3. The use of the bifunctional peptide as described in claim 1 or a pharmaceutically or food-grade acceptable salt thereof in the preparation of flavorings or food additives.
4. The use of the bifunctional peptide as described in claim 1 or its pharmaceutically or food-grade acceptable salt in enhancing the umami flavor of food.
5. The use of the bifunctional peptide as described in claim 1 or a pharmaceutically or food-grade acceptable salt thereof in the preparation of food antioxidants.
6. The use of the bifunctional peptide as described in claim 1 or a pharmaceutically or food-grade acceptable salt thereof in the preparation of umami enhancers.

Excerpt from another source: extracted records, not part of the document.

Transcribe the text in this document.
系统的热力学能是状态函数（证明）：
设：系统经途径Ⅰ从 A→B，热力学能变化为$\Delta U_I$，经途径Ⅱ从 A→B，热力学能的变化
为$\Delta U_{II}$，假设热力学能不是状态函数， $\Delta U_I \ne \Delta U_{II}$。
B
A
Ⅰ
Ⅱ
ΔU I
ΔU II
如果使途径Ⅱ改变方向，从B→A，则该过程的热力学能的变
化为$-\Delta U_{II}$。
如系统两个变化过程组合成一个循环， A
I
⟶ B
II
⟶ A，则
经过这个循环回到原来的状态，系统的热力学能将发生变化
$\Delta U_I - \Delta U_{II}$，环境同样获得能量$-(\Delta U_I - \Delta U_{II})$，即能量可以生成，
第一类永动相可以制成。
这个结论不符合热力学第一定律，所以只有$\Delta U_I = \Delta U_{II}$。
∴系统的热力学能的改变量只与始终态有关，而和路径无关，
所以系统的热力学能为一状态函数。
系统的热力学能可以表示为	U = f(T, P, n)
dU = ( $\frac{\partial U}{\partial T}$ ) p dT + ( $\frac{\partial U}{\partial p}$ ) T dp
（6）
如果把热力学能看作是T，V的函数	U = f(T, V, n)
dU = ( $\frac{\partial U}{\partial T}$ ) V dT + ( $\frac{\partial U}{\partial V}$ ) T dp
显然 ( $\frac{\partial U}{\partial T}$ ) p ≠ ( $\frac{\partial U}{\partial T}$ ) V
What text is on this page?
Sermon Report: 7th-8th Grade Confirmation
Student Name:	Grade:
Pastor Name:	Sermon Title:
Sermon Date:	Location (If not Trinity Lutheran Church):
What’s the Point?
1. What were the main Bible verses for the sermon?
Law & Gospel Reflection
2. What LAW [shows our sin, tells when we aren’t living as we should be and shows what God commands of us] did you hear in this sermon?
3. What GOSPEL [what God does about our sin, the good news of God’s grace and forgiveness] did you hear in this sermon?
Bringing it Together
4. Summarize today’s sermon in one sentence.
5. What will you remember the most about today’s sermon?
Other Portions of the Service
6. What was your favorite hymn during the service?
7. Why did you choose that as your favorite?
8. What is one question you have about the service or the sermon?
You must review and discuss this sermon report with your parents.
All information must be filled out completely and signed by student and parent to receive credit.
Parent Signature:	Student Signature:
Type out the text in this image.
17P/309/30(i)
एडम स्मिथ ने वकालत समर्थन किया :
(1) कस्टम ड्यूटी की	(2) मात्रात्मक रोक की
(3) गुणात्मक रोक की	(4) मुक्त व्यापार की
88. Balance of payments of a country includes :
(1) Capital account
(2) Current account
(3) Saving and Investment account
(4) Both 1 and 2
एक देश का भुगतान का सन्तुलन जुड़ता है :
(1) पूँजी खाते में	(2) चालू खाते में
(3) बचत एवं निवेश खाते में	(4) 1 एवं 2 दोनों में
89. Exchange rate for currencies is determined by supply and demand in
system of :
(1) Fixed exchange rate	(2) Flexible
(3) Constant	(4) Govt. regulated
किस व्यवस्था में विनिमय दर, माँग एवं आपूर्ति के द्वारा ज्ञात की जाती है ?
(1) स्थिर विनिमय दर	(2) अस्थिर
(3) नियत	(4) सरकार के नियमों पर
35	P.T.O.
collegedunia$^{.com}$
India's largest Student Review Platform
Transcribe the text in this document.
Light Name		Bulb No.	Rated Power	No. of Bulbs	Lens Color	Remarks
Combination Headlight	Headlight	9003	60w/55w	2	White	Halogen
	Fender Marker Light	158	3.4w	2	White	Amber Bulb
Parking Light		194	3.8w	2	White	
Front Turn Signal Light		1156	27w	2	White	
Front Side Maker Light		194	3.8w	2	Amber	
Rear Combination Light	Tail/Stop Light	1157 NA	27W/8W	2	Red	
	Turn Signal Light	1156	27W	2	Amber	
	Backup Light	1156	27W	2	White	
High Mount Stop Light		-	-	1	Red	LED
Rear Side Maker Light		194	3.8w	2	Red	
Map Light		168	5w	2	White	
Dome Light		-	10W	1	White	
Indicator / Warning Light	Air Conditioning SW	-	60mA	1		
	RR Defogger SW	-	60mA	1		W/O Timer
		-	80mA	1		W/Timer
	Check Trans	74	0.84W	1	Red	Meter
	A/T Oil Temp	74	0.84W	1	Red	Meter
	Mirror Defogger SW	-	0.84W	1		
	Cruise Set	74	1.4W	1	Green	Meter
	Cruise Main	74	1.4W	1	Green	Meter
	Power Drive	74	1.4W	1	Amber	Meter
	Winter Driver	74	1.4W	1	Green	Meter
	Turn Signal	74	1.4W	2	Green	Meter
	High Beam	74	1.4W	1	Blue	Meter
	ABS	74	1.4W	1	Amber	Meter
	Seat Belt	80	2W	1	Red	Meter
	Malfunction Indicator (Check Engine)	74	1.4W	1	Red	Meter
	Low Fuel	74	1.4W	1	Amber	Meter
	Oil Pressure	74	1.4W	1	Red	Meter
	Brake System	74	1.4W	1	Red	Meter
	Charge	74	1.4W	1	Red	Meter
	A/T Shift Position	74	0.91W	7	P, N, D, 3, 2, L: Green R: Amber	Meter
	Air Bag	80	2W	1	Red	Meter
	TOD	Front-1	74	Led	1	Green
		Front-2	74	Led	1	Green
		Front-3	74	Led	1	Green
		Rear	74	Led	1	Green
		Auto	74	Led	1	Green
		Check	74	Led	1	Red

7. The use of the bifunctional peptide as described in claim 1 or a pharmaceutically or food-grade acceptable salt thereof in the preparation of food ingredients that simultaneously possess both umami-enhancing and antioxidant functions.
8. A condiment, characterized in that, Includes the bifunctional peptide of claim 1 or a pharmaceutically or food-grade acceptable salt thereof.
9. A food antioxidant, characterized in that, Includes the bifunctional peptide of claim 1 or a pharmaceutically or food-grade acceptable salt thereof.
10. A flavor enhancer, characterized in that, Includes the bifunctional peptide of claim 1 or a pharmaceutically or food-grade acceptable salt thereof.